Just like any other sport, in football too, great players don’t necessarily make good coaches. There is a preconception among fans that good footballers should make decent coaches because of the knowledge and a certain killer instinct that they have acquired during their playing days but it doesn’t always happen so.
1. Diego Maradona:
Maradona has always seemed to have issues away from the pitch, yet no one would dare question the Argentinian’s playing ability, with the World Cup winner still considered one of the greatest of all time.
As a manager though it’s been a far different story. He lasted a total of 23 combined games with his first two roles, before seeing Argentina thrashed 4-0 by Germany at the 2006 World Cup. He failed again at UAE side Fujairah and not much is expected of him in his current position at Mexican second division side Dorados whom he joined last week.
2. Sir Bobby Charlton:
Regarded as one of the greatest midfielders of all time, Sir Bobby Charlton was an essential member of the England squad which had won the FIFA World Cup back in 1966. However, the Manchester United legend failed to stamp his authority as a successful coach.

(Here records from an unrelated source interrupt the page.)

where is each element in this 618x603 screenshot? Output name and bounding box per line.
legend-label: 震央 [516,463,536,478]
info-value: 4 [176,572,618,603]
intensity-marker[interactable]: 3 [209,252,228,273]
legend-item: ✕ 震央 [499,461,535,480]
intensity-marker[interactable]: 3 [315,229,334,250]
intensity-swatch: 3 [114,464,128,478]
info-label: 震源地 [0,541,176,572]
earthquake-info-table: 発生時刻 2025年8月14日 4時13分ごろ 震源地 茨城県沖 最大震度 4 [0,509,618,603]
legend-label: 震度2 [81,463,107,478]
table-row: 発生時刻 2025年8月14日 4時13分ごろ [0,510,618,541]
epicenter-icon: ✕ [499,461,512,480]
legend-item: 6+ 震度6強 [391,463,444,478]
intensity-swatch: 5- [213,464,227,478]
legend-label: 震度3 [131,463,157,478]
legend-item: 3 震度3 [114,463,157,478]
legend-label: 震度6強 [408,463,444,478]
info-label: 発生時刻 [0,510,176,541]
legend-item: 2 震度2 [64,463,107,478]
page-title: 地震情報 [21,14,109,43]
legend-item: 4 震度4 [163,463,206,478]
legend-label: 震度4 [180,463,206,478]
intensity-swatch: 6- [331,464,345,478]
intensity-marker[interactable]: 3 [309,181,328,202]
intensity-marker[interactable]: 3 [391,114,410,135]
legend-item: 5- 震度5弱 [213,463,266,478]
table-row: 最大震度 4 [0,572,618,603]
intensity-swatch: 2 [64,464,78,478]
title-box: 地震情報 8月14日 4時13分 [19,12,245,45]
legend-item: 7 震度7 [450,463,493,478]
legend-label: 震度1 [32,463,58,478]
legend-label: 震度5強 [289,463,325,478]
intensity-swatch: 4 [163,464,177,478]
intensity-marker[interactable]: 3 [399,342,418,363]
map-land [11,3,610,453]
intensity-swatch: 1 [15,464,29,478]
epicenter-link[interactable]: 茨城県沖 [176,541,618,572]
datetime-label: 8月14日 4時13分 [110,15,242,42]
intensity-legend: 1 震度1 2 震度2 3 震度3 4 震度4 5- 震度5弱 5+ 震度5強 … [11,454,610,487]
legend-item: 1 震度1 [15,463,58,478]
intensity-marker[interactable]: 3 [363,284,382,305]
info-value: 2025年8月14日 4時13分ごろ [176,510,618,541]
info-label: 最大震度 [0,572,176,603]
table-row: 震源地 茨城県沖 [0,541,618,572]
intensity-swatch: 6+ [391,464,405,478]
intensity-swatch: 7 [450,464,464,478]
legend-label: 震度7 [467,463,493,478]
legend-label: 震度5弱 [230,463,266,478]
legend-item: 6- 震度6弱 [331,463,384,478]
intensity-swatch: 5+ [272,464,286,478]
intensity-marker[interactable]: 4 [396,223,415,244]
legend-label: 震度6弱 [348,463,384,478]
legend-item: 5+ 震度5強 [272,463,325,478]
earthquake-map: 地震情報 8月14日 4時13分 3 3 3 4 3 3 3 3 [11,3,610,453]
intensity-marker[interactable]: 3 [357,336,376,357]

The 80-year-old, who played almost his entire professional career for the Red Devils scoring 199 goals in 606 matches, took charge of Preston North End in 1973 and it was a disaster as his side got relegated to the third tier of English football.
3. Marco van Basten:
The legendary Dutch striker was a key figure in the Netherlands’ Euro Cup triumph back in 1988 with his unbelievable volley against the Soviet Union in the grand finale.
However, the former AC Milan man was unable to make his mark as a coach. In 2004, van Basten was appointed Netherlands coach and under his guidance, the ‘Oranjes’ qualified for the 2006 FIFA World Cup and 2008 UEFA Euro Cup but failed to make it past the second round in both the competitions.
Van Basten was also appointed by Ajax twice and his second stint, he called it a day after they failed to qualify for the Champions League.
4. Alan Shearer:
With Newcastle United embroiled in a relegation battle as manager Joe Kinnear fell ill in 2009, they turned to former striker and all-time Premier League top goalscorer Alan Shearer to guide them to safety.
However, the former England number nine could muster just five points out of a possible 27 and after 16 long years slumped to the second division of English football. Needless to say, that was Shearer’s sole stint into management.
5. Tony Adams:
A multiple title-winning captain with Arsenal, Tony Adams seemed the perfect footballer to enter management once his career ended due to his brilliance as a leader and exceptional centre-back.
Adams first tried his luck in League One with Wycombe, but that soon became League Two with Wycombe. He lasted just 16 games with Portsmouth and his latest foray was a farcical job in Spain, where he guided Granada to a bottom-placed finish in La Liga in 2017.
6. Paul Gascoigne:
A gem of a player, Paul Gascoigne’s off-field problems have been suggested to have harmed his attempts at management, which lasted just over a month with non-league side Kettering Town.
The former England international initially gained some coaching experience with Chinese side Gansu Tianma and Boston United, but his senior role with the Poppies did not go to plan, with the club’s chairman sacking him for reportedly being drunk each day
7. Gary Neville:
One of the best right-backs in Premier League history, Gary Neville was a Manchester United mainstay under Sir Alex Ferguson and it came as no surprise that he entered the world of football coaching like many of his former team-mates.
Neville left his role in the England national team backroom staff to take the reigns at Valencia in 2016, where brother Phil was already a coach. He lasted just four months though, winning only three games as Los Che dangled above the drop zone.
8. Edgar Davids:
Former Dutch international midfielder Edgar Davids won league titles with Ajax and Juventus, while also featuring for Barcelona, AC Milan and Tottenham Hotspur during a 20-year career in football.
However, he almost destroyed his reputation with an ill-fated spell as player-manager of Barnet. The spectacle-wearing pitbull led the Bees to relegation from the Football League, was sent off three times in eight games and refused to attend certain away games.
9. Hristo Stoichkov:
The 1994 Ballon d’Or winner is the greatest Bulgarian footballer of all time, but he is most certainly not the greatest Bulgarian manager of all time after consistently failing, despite multiple attempts.
Stoichkov’s role as manager of the Bulgarian national team was a disaster from start to finish as they failed to qualify for two successive tournaments, while he also directed Celta Vigo to drop out of La Liga.
10. Lothar Matthaus:
Lothar Matthaus won eight Bundesliga titles with Bayern Munich, one Scudetto with Inter and a total of two Uefa Cups with the German and Italian giants.
The midfield maestro also captained Germany to a World Cup triumph in 1990 and accumulated 150 caps, a record for die Mannschaft. He has been married four times and his personal life has often put him at odds with his bosses during his various coaching stops.
Matthaus has never received the Bundesliga coaching job he craves and after leaving the likes of Atletico Paranaense, Partizan and the Hungarian and Bulgarian national teams in acrimonious circumstances, it could be one dream that never comes true.